Given her training in English literature, Shostak is perhaps an unlikely or even an amateur anthropologist, but she is nevertheless an effective one. She is finely attuned to the nuances of her new tongue and examines its cadences just as closely as she analyzes its content. She admits to being very much taken in by the expressiveness and beauty of the !Kung language, which is often repetitive in its phrasings and metaphorical in content. Nisa often speaks of extreme irritation or rage as “drinking anger,” and distress is signaled by the words “her heart flew out.” Shostak cites another favorite expression of hers, one that Nisa used to indicate when a story had come to an end: “The wind has taken that away.” Shostak clearly enjoys these turns of phases, just as she enjoys the brazen sexual imagery that is used in women’s banter as well as in jocular insults. This fascination with the patterns of language and the significance of particular emphasis or motifs gives Shostak’s text a rich, rounded, aesthetic quality that might have been absent were it written by a more scientifically minded anthropologist.

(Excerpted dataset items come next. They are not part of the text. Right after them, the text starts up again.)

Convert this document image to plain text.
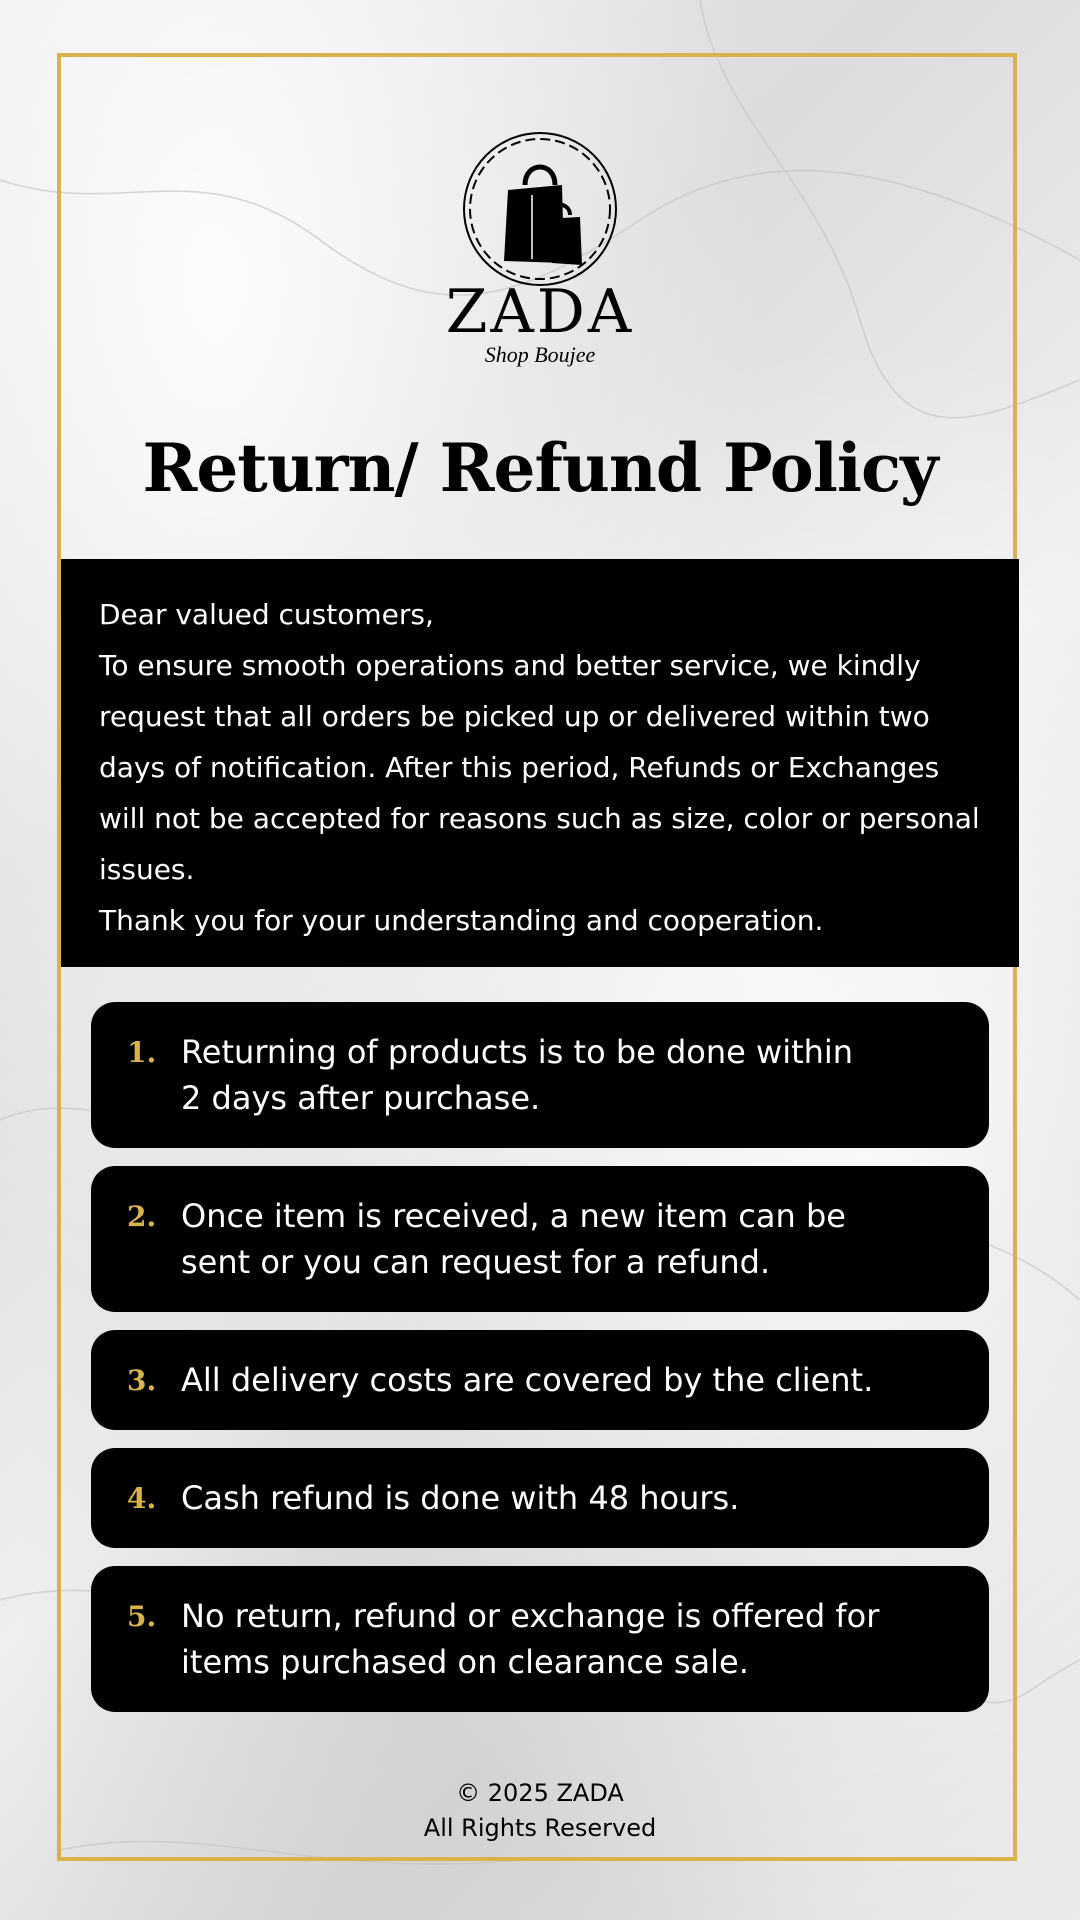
ZADA
Shop Boujee
Return/ Refund Policy

Dear valued customers,

To ensure smooth operations and better service, we kindly request that all orders be picked up or delivered within two days of notification. After this period, Refunds or Exchanges will not be accepted for reasons such as size, color or personal issues.

Thank you for your understanding and cooperation.

1. Returning of products is to be done within
2 days after purchase.
2. Once item is received, a new item can be
sent or you can request for a refund.
3. All delivery costs are covered by the client.
4. Cash refund is done with 48 hours.
5. No return, refund or exchange is offered for
items purchased on clearance sale.
© 2025 ZADA
All Rights Reserved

Shostak’s book is remarkable for many reasons, but it is not the sole text on !Kung life, nor were Shostak and her husband the first anthropologists to make contact with the !Kung people—Irven DeVore and Richard Lee, two anthropologists from Harvard University, had that honor in 1963. Previous visitors to the region had already laid some groundwork for Shostak in terms of the !Kung’s dietary habits, mortality rates, child-rearing practices, life cycles, and so on. Shostak writes in Nisa that she read through a great many findings of prior expeditions before arriving in Dobe and that none of them satisfied her curiosity about the inner lives, emotions, hopes, and fears of the !Kung. She also confesses to being motivated in her desire to study !Kung women by her own feminist inclinations, specifically by the burgeoning women’s movement in the West. Nisa, therefore, belongs not only to the canon of anthropological texts but also to the realm of feminist literature. It has been embraced by many feminists for its representation of a society in which women’s labor is more important to the economy than men’s, in which women freely discuss sex, and in which extramarital affairs are regularly conducted by both sexes. Though the !Kung men do dominate in many ways, Shostak positions Nisa and her fellow !Kung women as exceptions to Margaret Mead’s famous pronouncement of the universality of male dominance.